Vol. 23, No.41 Week of October 14, 2018

BC premier in juggling act over LNG Canada

Must persuade Green Party, environmentalists, that project fits with goals to reduce carbon emissions; Greens won’t vote to support

Gary Park

for Petroleum News

The British Columbia government has reacted with almost giddy delight to the formal launching of construction on the Shell-led LNG Canada project.

Premier John Horgan, who once ridiculed talk by former Premier Christy Clark of 20 LNG ventures in British Columbia, now ranks LNG Canada on the same historic scale as a “moon landing.”

On the surface, the final investment decision by Shell and its four Asian partners opens the door to a windfall C$40 billion of capital spending, resulting in 10,000 construction jobs, even if thousands of them are filled by foreign workers being flown to the job site.

But Horgan is now faced with a challenge to persuade the Green Party and environmentalists that LNG Canada will not overturn his climate change pledges.

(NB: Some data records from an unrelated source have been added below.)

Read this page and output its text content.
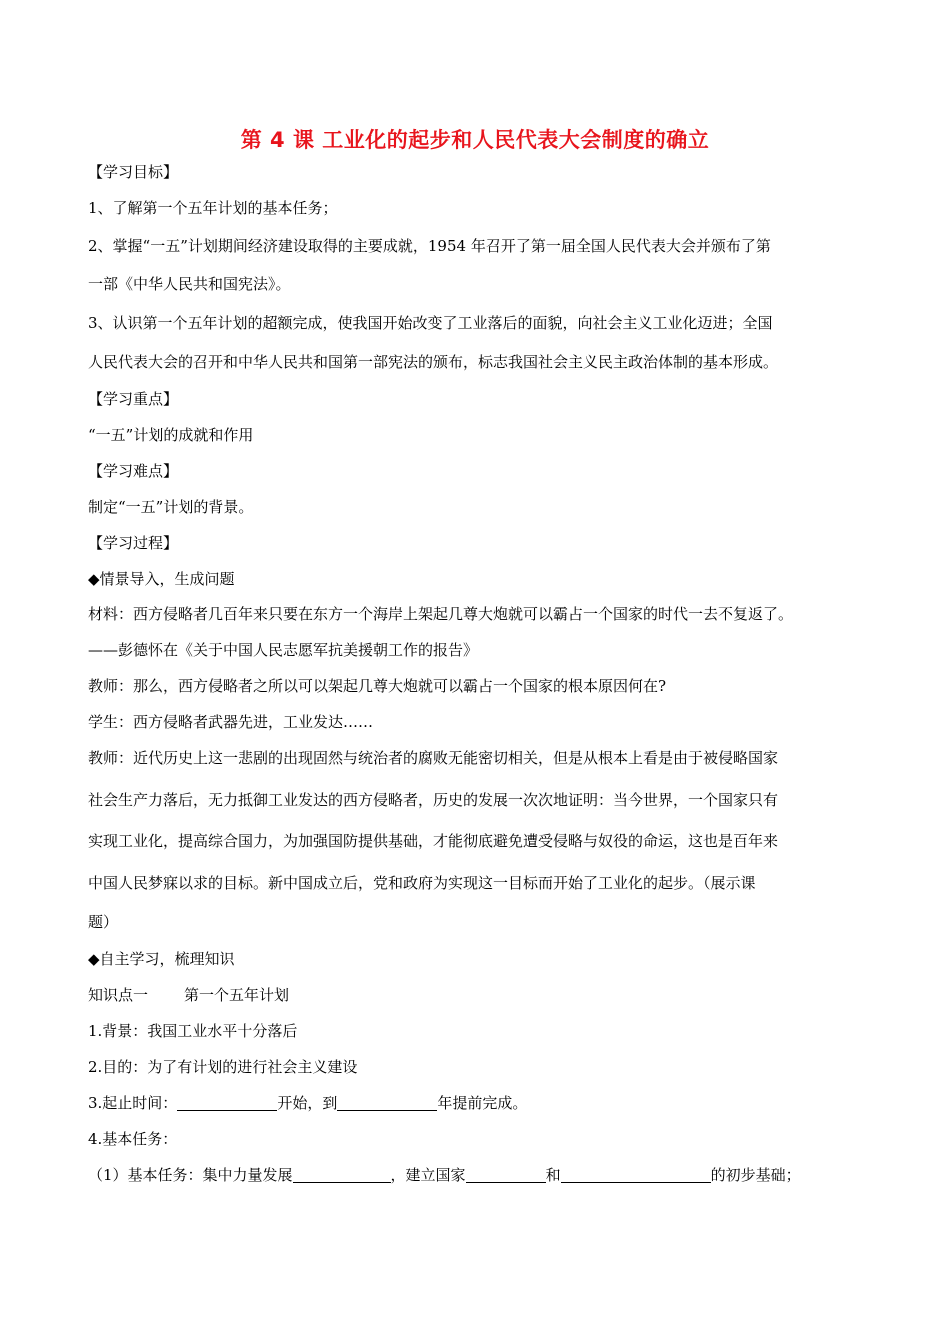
第 4 课 工业化的起步和人民代表大会制度的确立
【学习目标】
1、了解第一个五年计划的基本任务；
2、掌握“一五”计划期间经济建设取得的主要成就，1954 年召开了第一届全国人民代表大会并颁布了第
一部《中华人民共和国宪法》。
3、认识第一个五年计划的超额完成，使我国开始改变了工业落后的面貌，向社会主义工业化迈进；全国
人民代表大会的召开和中华人民共和国第一部宪法的颁布，标志我国社会主义民主政治体制的基本形成。
【学习重点】
“一五”计划的成就和作用
【学习难点】
制定“一五”计划的背景。
【学习过程】
◆情景导入，生成问题
材料：西方侵略者几百年来只要在东方一个海岸上架起几尊大炮就可以霸占一个国家的时代一去不复返了。
——彭德怀在《关于中国人民志愿军抗美援朝工作的报告》
教师：那么，西方侵略者之所以可以架起几尊大炮就可以霸占一个国家的根本原因何在?
学生：西方侵略者武器先进，工业发达……
教师：近代历史上这一悲剧的出现固然与统治者的腐败无能密切相关，但是从根本上看是由于被侵略国家
社会生产力落后，无力抵御工业发达的西方侵略者，历史的发展一次次地证明：当今世界，一个国家只有
实现工业化，提高综合国力，为加强国防提供基础，才能彻底避免遭受侵略与奴役的命运，这也是百年来
中国人民梦寐以求的目标。新中国成立后，党和政府为实现这一目标而开始了工业化的起步。（展示课
题）
◆自主学习，梳理知识
知识点一 第一个五年计划
1.背景：我国工业水平十分落后
2.目的：为了有计划的进行社会主义建设
3.起止时间：	开始，到	年提前完成。
4.基本任务：
（1）基本任务：集中力量发展	，建立国家	和	的初步基础；
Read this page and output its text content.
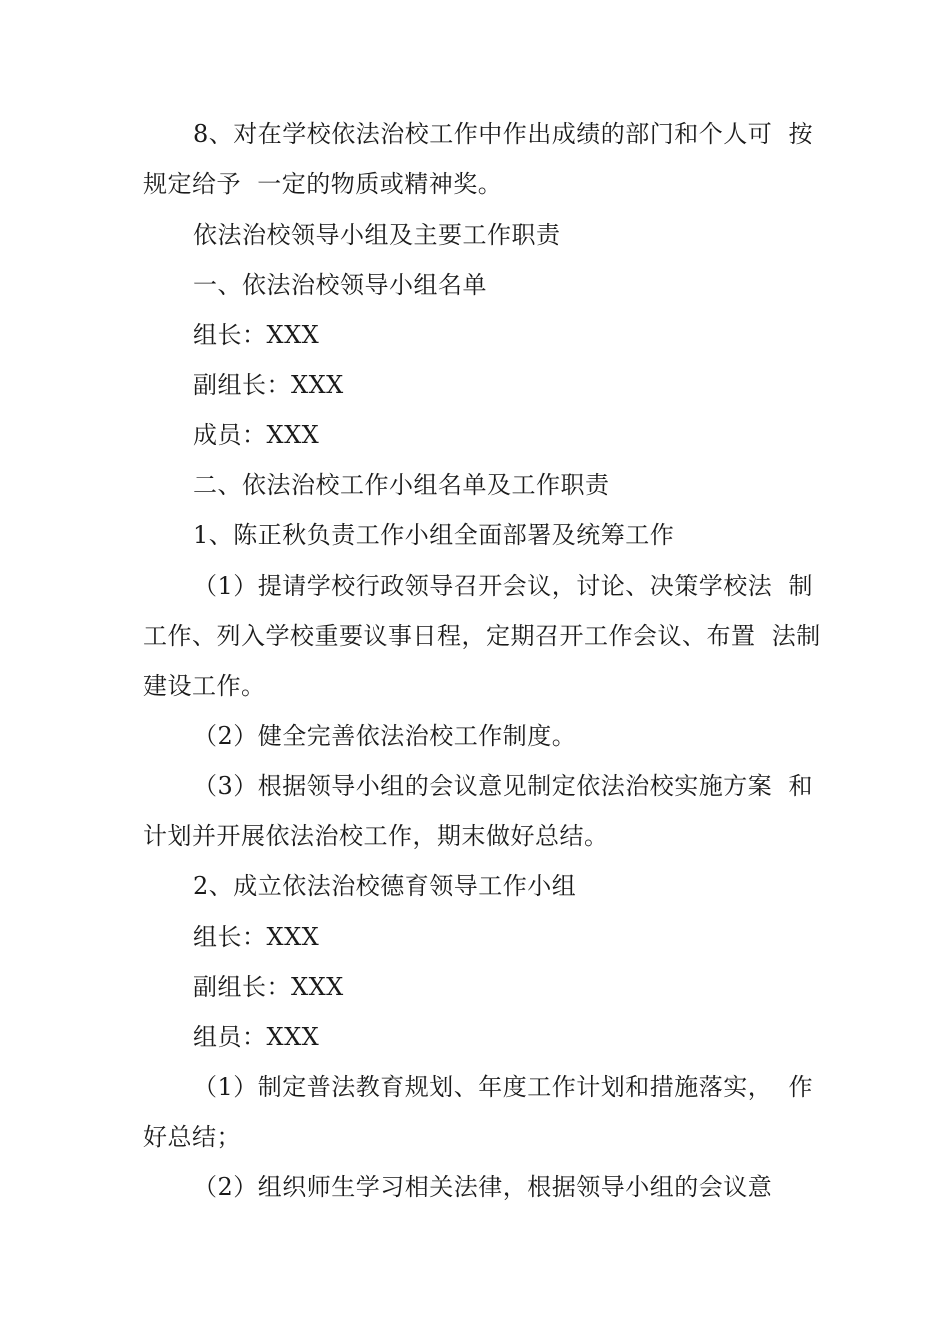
8、对在学校依法治校工作中作出成绩的部门和个人可  按
规定给予  一定的物质或精神奖。
依法治校领导小组及主要工作职责
一、依法治校领导小组名单
组长：XXX
副组长：XXX
成员：XXX
二、依法治校工作小组名单及工作职责
1、陈正秋负责工作小组全面部署及统筹工作
（1）提请学校行政领导召开会议，讨论、决策学校法  制
工作、列入学校重要议事日程，定期召开工作会议、布置  法制
建设工作。
（2）健全完善依法治校工作制度。
（3）根据领导小组的会议意见制定依法治校实施方案  和
计划并开展依法治校工作，期末做好总结。
2、成立依法治校德育领导工作小组
组长：XXX
副组长：XXX
组员：XXX
（1）制定普法教育规划、年度工作计划和措施落实，  作
好总结；
（2）组织师生学习相关法律，根据领导小组的会议意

First, he has to reconcile carbon emissions from the project with British Columbia’s legislated target for reducing the province’s overall emissions to 40 percent below 2015 levels by 30 percent.

The test will come this fall when the government is supposed to release a revised climate plan to get the province 75 percent on the way to its target, allowing it to release a second-phase strategy in 2019 to eliminate the remaining 25 percent.

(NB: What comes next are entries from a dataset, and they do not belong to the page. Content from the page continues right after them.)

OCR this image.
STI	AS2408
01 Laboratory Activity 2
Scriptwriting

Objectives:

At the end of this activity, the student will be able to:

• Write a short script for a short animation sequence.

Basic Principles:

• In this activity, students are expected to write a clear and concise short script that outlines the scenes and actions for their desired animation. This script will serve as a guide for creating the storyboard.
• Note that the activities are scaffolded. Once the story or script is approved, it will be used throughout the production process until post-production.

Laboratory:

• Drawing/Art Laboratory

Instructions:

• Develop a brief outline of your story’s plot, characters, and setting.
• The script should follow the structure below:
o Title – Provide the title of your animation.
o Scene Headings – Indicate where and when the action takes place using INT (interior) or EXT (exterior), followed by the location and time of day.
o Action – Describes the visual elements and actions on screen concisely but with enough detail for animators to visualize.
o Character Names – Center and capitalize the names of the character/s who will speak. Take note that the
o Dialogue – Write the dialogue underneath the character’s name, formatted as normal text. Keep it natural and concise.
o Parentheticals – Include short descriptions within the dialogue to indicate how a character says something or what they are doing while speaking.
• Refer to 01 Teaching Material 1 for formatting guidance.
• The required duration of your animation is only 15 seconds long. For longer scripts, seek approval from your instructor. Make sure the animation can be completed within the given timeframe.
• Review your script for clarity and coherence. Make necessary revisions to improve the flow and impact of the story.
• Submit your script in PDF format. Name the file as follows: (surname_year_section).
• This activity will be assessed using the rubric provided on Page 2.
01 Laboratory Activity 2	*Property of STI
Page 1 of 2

The overall plan will take into account the emissions associated with LNG Canada, estimated at 3.5 million metric tons a year or almost 10 percent of the total volume of emissions to be eliminated, if B.C. is to have any hope of lowering its emissions to 13 million metric tons a year by its eventual goal in 2050, given that releases from LNG Canada’s most ambitious plans could be 8.6 million metric tons a year.

Green Party issues

For many, especially Andrew Weaver, leader of the B.C. Green Party and a climate-scientist-turned-politician, the government’s goals are far-fetched and could only be achieved through vast sacrifices in other sectors of the economy.

The dilemma for Weaver is to choose between defending his party’s very existence based on its insistence that the planet is in peril, while using the three legislators it has in the B.C. legislature to ensure the Horgan government remains in power.

Horgan believes he may have an answer by pondering ways to use cabinet orders to implement all of the taxes and relief for LNG Canada and avoiding a vote in the legislature that could topple his administration.

In March, his government promised LNG Canada tax breaks of C$5.3 billion, including exempting the project from planned increases in British Columbia’s carbon tax and exempting construction from the provincial sales tax.

Weaver said the Greens will not vote to support the LNG sector, but hopes Horgan will achieve his objectives without any surprises and in good faith.